I felt like beating my head against a wall. Technically, we’d won tonight, but the victory was hollow. An innocent man killed. A young woman traumatized beyond comprehension. No names of who else was involved, and the knowledge that now it would only get worse.

“What are you doing with him?”

He set him in the grass. “Leave him as he is. There’s nothing more to be done. With this fire, he’ll be found soon. He’ll have a proper burial. That’s all he’s got left.”

It seemed so callous just to leave the man there, but Bones had a practical, if not cold, point. There was nothing more we could do for him. Dropping him off at a hospital with a note wouldn’t make his family hurt any less.

“Let’s go,” he said briefly.

“But what about Charlie? You’re just going to leave him and Dean for the police to find, too?” I persisted, getting into the backseat and taking the girl’s hand as we sped away.

“Coppers?” A humorless smile played on his lips. “You know that when vampires died, their bodies decomposed to their true ages. That’s why they look like bloomin’ mummies sometimes afterwards. Just let them try to figure out why a bloke dead ’round seventy years ended up stuffed into a bed frame and torched. They’ll be scratching their chins about that for days. And I’m leaving Charlie the way he is for a reason. I want Hennessey to know who did it, and he will, because when we get back to the hotel, I’m going to call around and find out if there’s any money on this sod. If there is, I’ll claim it, and word will get to him. He’ll be nervous, wondering what Charlie told me, and with luck it’ll draw him out of hiding. He’ll want to shut me up for good.”

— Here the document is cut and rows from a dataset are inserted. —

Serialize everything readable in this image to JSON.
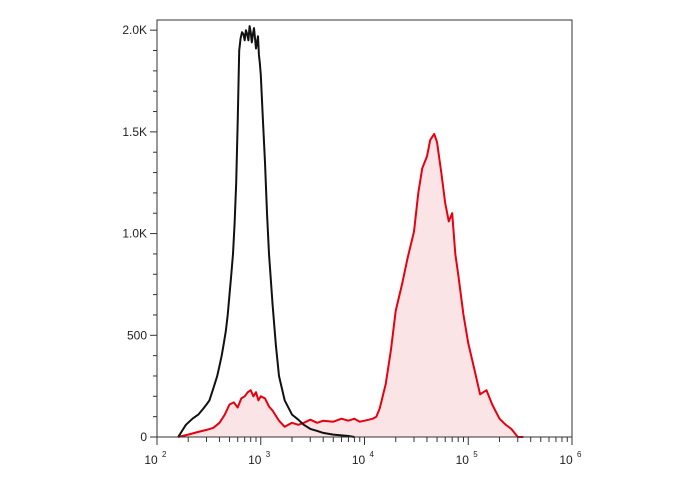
{
  "chart_data": {
    "type": "area",
    "x_scale": "log10",
    "xlim": [
      100,
      1000000
    ],
    "ylim": [
      0,
      2050
    ],
    "grid": false,
    "legend": "none",
    "xlabel": "",
    "ylabel": "",
    "y_ticks": [
      {
        "value": 0,
        "label": "0"
      },
      {
        "value": 500,
        "label": "500"
      },
      {
        "value": 1000,
        "label": "1.0K"
      },
      {
        "value": 1500,
        "label": "1.5K"
      },
      {
        "value": 2000,
        "label": "2.0K"
      }
    ],
    "x_ticks": [
      {
        "value": 100,
        "base": "10",
        "exp": "2"
      },
      {
        "value": 1000,
        "base": "10",
        "exp": "3"
      },
      {
        "value": 10000,
        "base": "10",
        "exp": "4"
      },
      {
        "value": 100000,
        "base": "10",
        "exp": "5"
      },
      {
        "value": 1000000,
        "base": "10",
        "exp": "6"
      }
    ],
    "series": [
      {
        "color": "#e8000f",
        "fill": "#fbe4e6",
        "filled": true,
        "x": [
          160,
          200,
          250,
          300,
          350,
          400,
          450,
          500,
          550,
          600,
          650,
          700,
          750,
          800,
          850,
          900,
          950,
          1000,
          1100,
          1200,
          1300,
          1500,
          1700,
          2000,
          2300,
          2600,
          3000,
          3500,
          4000,
          5000,
          6000,
          7000,
          8000,
          9000,
          10000,
          11000,
          12000,
          13000,
          14000,
          16000,
          18000,
          20000,
          23000,
          26000,
          30000,
          33000,
          36000,
          40000,
          43000,
          47000,
          50000,
          55000,
          60000,
          65000,
          70000,
          75000,
          80000,
          90000,
          100000,
          115000,
          130000,
          150000,
          170000,
          200000,
          230000,
          260000,
          300000,
          340000
        ],
        "y": [
          0,
          12,
          25,
          35,
          45,
          70,
          110,
          160,
          170,
          145,
          190,
          200,
          220,
          230,
          200,
          220,
          180,
          200,
          190,
          150,
          130,
          80,
          50,
          70,
          60,
          70,
          85,
          70,
          80,
          75,
          90,
          80,
          90,
          75,
          80,
          85,
          90,
          100,
          140,
          260,
          430,
          620,
          750,
          880,
          1010,
          1200,
          1320,
          1380,
          1460,
          1490,
          1450,
          1300,
          1150,
          1060,
          1100,
          900,
          800,
          600,
          460,
          330,
          210,
          230,
          160,
          90,
          60,
          40,
          0,
          0
        ]
      },
      {
        "color": "#111111",
        "fill": "none",
        "filled": false,
        "x": [
          160,
          190,
          220,
          250,
          280,
          300,
          320,
          340,
          360,
          380,
          400,
          420,
          440,
          460,
          480,
          500,
          520,
          540,
          560,
          580,
          600,
          620,
          640,
          660,
          680,
          700,
          720,
          740,
          760,
          780,
          800,
          820,
          840,
          860,
          880,
          900,
          920,
          940,
          960,
          980,
          1000,
          1050,
          1100,
          1150,
          1200,
          1300,
          1400,
          1500,
          1700,
          2000,
          2300,
          2600,
          3000,
          3500,
          4000,
          5000,
          6000,
          7000,
          8000
        ],
        "y": [
          0,
          60,
          90,
          110,
          140,
          160,
          180,
          220,
          260,
          300,
          350,
          400,
          460,
          520,
          600,
          700,
          800,
          900,
          1050,
          1250,
          1550,
          1900,
          1960,
          1990,
          1980,
          1950,
          2000,
          1980,
          1950,
          2020,
          1990,
          1940,
          1980,
          2010,
          1960,
          1910,
          1940,
          1970,
          1880,
          1840,
          1780,
          1560,
          1350,
          1100,
          900,
          650,
          450,
          300,
          180,
          110,
          85,
          60,
          40,
          30,
          20,
          12,
          8,
          5,
          0
        ]
      }
    ]
  }
}
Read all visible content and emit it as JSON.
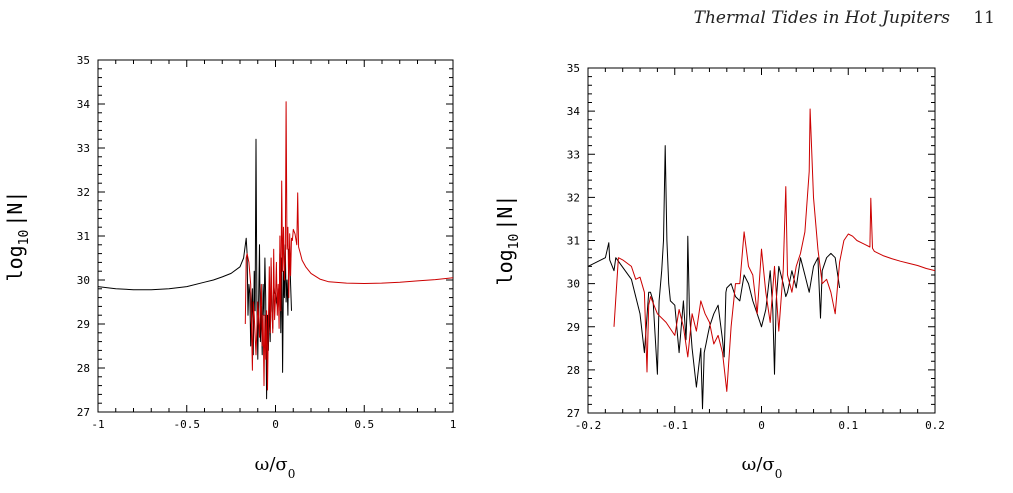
{
  "header": {
    "title": "Thermal Tides in Hot Jupiters",
    "page_number": "11"
  },
  "chart_data": [
    {
      "type": "line",
      "title": "",
      "ylabel": "log10|N|",
      "ylabel_parts": {
        "pre": "log",
        "sub": "10",
        "post": "|N|"
      },
      "xlabel": "ω/σ0",
      "xlabel_parts": {
        "main": "ω/σ",
        "sub": "0"
      },
      "xlim": [
        -1,
        1
      ],
      "ylim": [
        27,
        35
      ],
      "xticks": [
        -1,
        -0.5,
        0,
        0.5,
        1
      ],
      "xtick_labels": [
        "-1",
        "-0.5",
        "0",
        "0.5",
        "1"
      ],
      "yticks": [
        27,
        28,
        29,
        30,
        31,
        32,
        33,
        34,
        35
      ],
      "ytick_labels": [
        "27",
        "28",
        "29",
        "30",
        "31",
        "32",
        "33",
        "34",
        "35"
      ],
      "grid": false,
      "series": [
        {
          "color": "#000000",
          "x": [
            -1.0,
            -0.9,
            -0.8,
            -0.7,
            -0.6,
            -0.5,
            -0.4,
            -0.35,
            -0.3,
            -0.25,
            -0.2,
            -0.18,
            -0.165,
            -0.16,
            -0.155,
            -0.15,
            -0.145,
            -0.14,
            -0.13,
            -0.125,
            -0.12,
            -0.115,
            -0.11,
            -0.105,
            -0.1,
            -0.095,
            -0.09,
            -0.085,
            -0.08,
            -0.075,
            -0.07,
            -0.065,
            -0.06,
            -0.055,
            -0.05,
            -0.045,
            -0.04,
            -0.035,
            -0.03,
            -0.025,
            -0.02,
            -0.015,
            -0.01,
            -0.005,
            0.0,
            0.005,
            0.01,
            0.015,
            0.02,
            0.025,
            0.03,
            0.035,
            0.04,
            0.045,
            0.05,
            0.055,
            0.06,
            0.065,
            0.07,
            0.075,
            0.08,
            0.085,
            0.09
          ],
          "y": [
            29.85,
            29.8,
            29.78,
            29.78,
            29.8,
            29.85,
            29.95,
            30.0,
            30.07,
            30.15,
            30.3,
            30.5,
            30.95,
            30.6,
            29.2,
            29.9,
            29.7,
            28.5,
            29.8,
            28.3,
            30.2,
            29.3,
            33.2,
            29.5,
            28.2,
            29.5,
            30.8,
            28.6,
            29.4,
            28.3,
            29.9,
            29.2,
            30.5,
            29.6,
            27.3,
            29.2,
            28.4,
            29.5,
            28.6,
            30.3,
            29.3,
            28.9,
            29.9,
            29.7,
            29.7,
            29.5,
            29.4,
            29.8,
            29.3,
            30.6,
            28.8,
            30.5,
            27.9,
            30.2,
            29.6,
            30.8,
            29.5,
            30.0,
            29.2,
            30.7,
            30.6,
            29.9,
            29.3
          ]
        },
        {
          "color": "#cc0000",
          "x": [
            -0.17,
            -0.165,
            -0.16,
            -0.15,
            -0.14,
            -0.13,
            -0.125,
            -0.12,
            -0.11,
            -0.1,
            -0.09,
            -0.08,
            -0.075,
            -0.07,
            -0.065,
            -0.06,
            -0.055,
            -0.05,
            -0.045,
            -0.04,
            -0.035,
            -0.03,
            -0.025,
            -0.02,
            -0.015,
            -0.01,
            -0.005,
            0.0,
            0.005,
            0.01,
            0.015,
            0.02,
            0.025,
            0.03,
            0.035,
            0.04,
            0.045,
            0.05,
            0.055,
            0.06,
            0.065,
            0.07,
            0.075,
            0.08,
            0.085,
            0.09,
            0.095,
            0.1,
            0.11,
            0.12,
            0.125,
            0.13,
            0.14,
            0.15,
            0.17,
            0.2,
            0.25,
            0.3,
            0.4,
            0.5,
            0.6,
            0.7,
            0.8,
            0.9,
            1.0
          ],
          "y": [
            29.0,
            30.5,
            30.6,
            30.4,
            29.9,
            27.95,
            29.5,
            29.2,
            28.3,
            29.5,
            28.7,
            29.9,
            28.5,
            29.2,
            27.6,
            29.2,
            28.2,
            29.3,
            27.5,
            29.0,
            30.3,
            28.8,
            30.5,
            29.3,
            28.8,
            30.7,
            29.1,
            29.6,
            30.4,
            29.2,
            29.9,
            28.9,
            31.0,
            29.3,
            32.25,
            30.2,
            31.2,
            30.0,
            30.5,
            34.05,
            30.7,
            31.2,
            29.6,
            31.05,
            30.1,
            30.95,
            30.9,
            31.15,
            31.05,
            30.8,
            31.98,
            30.75,
            30.6,
            30.45,
            30.3,
            30.15,
            30.02,
            29.96,
            29.93,
            29.92,
            29.93,
            29.95,
            29.98,
            30.01,
            30.05
          ]
        }
      ]
    },
    {
      "type": "line",
      "title": "",
      "ylabel": "log10|N|",
      "ylabel_parts": {
        "pre": "log",
        "sub": "10",
        "post": "|N|"
      },
      "xlabel": "ω/σ0",
      "xlabel_parts": {
        "main": "ω/σ",
        "sub": "0"
      },
      "xlim": [
        -0.2,
        0.2
      ],
      "ylim": [
        27,
        35
      ],
      "xticks": [
        -0.2,
        -0.1,
        0,
        0.1,
        0.2
      ],
      "xtick_labels": [
        "-0.2",
        "-0.1",
        "0",
        "0.1",
        "0.2"
      ],
      "yticks": [
        27,
        28,
        29,
        30,
        31,
        32,
        33,
        34,
        35
      ],
      "ytick_labels": [
        "27",
        "28",
        "29",
        "30",
        "31",
        "32",
        "33",
        "34",
        "35"
      ],
      "grid": false,
      "series": [
        {
          "color": "#000000",
          "x": [
            -0.2,
            -0.19,
            -0.18,
            -0.176,
            -0.175,
            -0.17,
            -0.168,
            -0.15,
            -0.14,
            -0.135,
            -0.13,
            -0.128,
            -0.125,
            -0.12,
            -0.118,
            -0.115,
            -0.113,
            -0.111,
            -0.109,
            -0.107,
            -0.105,
            -0.1,
            -0.095,
            -0.09,
            -0.087,
            -0.086,
            -0.085,
            -0.083,
            -0.08,
            -0.075,
            -0.07,
            -0.068,
            -0.066,
            -0.064,
            -0.062,
            -0.06,
            -0.055,
            -0.05,
            -0.045,
            -0.043,
            -0.041,
            -0.04,
            -0.035,
            -0.03,
            -0.025,
            -0.02,
            -0.015,
            -0.01,
            -0.005,
            0.0,
            0.005,
            0.01,
            0.013,
            0.015,
            0.017,
            0.02,
            0.025,
            0.028,
            0.03,
            0.035,
            0.04,
            0.045,
            0.05,
            0.055,
            0.06,
            0.065,
            0.068,
            0.07,
            0.075,
            0.08,
            0.085,
            0.09
          ],
          "y": [
            30.4,
            30.5,
            30.6,
            30.95,
            30.55,
            30.3,
            30.6,
            30.1,
            29.3,
            28.4,
            29.8,
            29.8,
            29.6,
            27.9,
            29.6,
            30.3,
            31.0,
            33.2,
            31.0,
            30.0,
            29.6,
            29.5,
            28.4,
            29.6,
            28.7,
            29.3,
            31.1,
            29.3,
            28.5,
            27.6,
            28.5,
            27.1,
            28.4,
            28.6,
            28.8,
            29.0,
            29.3,
            29.5,
            28.7,
            28.3,
            29.8,
            29.9,
            30.0,
            29.7,
            29.6,
            30.2,
            30.0,
            29.6,
            29.3,
            29.0,
            29.4,
            30.3,
            29.4,
            27.9,
            29.6,
            30.4,
            30.0,
            29.7,
            29.8,
            30.3,
            29.9,
            30.6,
            30.2,
            29.8,
            30.4,
            30.6,
            29.2,
            30.3,
            30.6,
            30.7,
            30.6,
            29.9
          ]
        },
        {
          "color": "#cc0000",
          "x": [
            -0.17,
            -0.165,
            -0.16,
            -0.15,
            -0.145,
            -0.14,
            -0.135,
            -0.132,
            -0.13,
            -0.128,
            -0.12,
            -0.11,
            -0.1,
            -0.095,
            -0.09,
            -0.085,
            -0.08,
            -0.075,
            -0.07,
            -0.065,
            -0.06,
            -0.055,
            -0.05,
            -0.045,
            -0.04,
            -0.035,
            -0.03,
            -0.025,
            -0.02,
            -0.015,
            -0.01,
            -0.005,
            0.0,
            0.005,
            0.01,
            0.015,
            0.02,
            0.025,
            0.028,
            0.03,
            0.035,
            0.04,
            0.045,
            0.05,
            0.055,
            0.056,
            0.06,
            0.065,
            0.07,
            0.075,
            0.08,
            0.085,
            0.09,
            0.095,
            0.1,
            0.105,
            0.11,
            0.115,
            0.12,
            0.125,
            0.126,
            0.128,
            0.13,
            0.14,
            0.15,
            0.16,
            0.17,
            0.18,
            0.19,
            0.2
          ],
          "y": [
            29.0,
            30.6,
            30.55,
            30.4,
            30.1,
            30.15,
            29.8,
            27.95,
            29.5,
            29.7,
            29.3,
            29.1,
            28.8,
            29.4,
            29.0,
            28.3,
            29.3,
            28.9,
            29.6,
            29.3,
            29.1,
            28.6,
            28.8,
            28.4,
            27.5,
            29.0,
            30.0,
            30.0,
            31.2,
            30.4,
            30.2,
            29.3,
            30.8,
            29.8,
            29.1,
            30.4,
            28.9,
            30.3,
            32.25,
            30.2,
            29.8,
            30.4,
            30.7,
            31.2,
            32.6,
            34.05,
            32.0,
            30.8,
            30.0,
            30.1,
            29.8,
            29.3,
            30.5,
            31.0,
            31.15,
            31.1,
            31.0,
            30.95,
            30.9,
            30.85,
            31.98,
            30.82,
            30.75,
            30.65,
            30.58,
            30.52,
            30.47,
            30.42,
            30.35,
            30.3
          ]
        }
      ]
    }
  ]
}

That was a very risky move. Hennessey wasn’t alone in wanting Bones as worm food. From what Charlie had said, there were about twenty other people who’d be happy about that also.

“Where are we taking her?”

“Give me a moment.” He flipped out his cell and dialed, driving one-handed. I whispered useless comforting things to the girl and thought of my mother. Once, many years ago, she’d been the victim. This wasn’t the same scenario, true, but I didn’t imagine it felt much different.

“Tara, it’s Bones. I’m sorry to ring you so late… I have a favor to ask… Thank you. I’ll be there within the hour.”

He met my eyes in the rearview mirror. “Tara lives in Blowing Rock, so it’s not that far, and the girl will be safe with her. No one really knows Tara, so Hennessey won’t think to look there. She’ll be able to give her the help she needs, and not just physically. She’s been through something similar.”

“A vampire got her?” What a horrible club to be a member of.

Bones looked away, turning his attention back to the roads.

“No, luv. He was just a man.”

Tara lived in a log home in the Blue Ridge Mountains. It was accessible only by a private driveway. This was the first I’d been out of Ohio, and I was awed by the steep cliffs, high bluffs, and rugged scenery. If these were different circumstances, I would have demanded that Bones pull over just so I could look around at it all.

An African-American woman with salt-and-pepper hair waited on the porch. Her heartbeat announced her as human, and Bones got out and gave her a kiss on the cheek.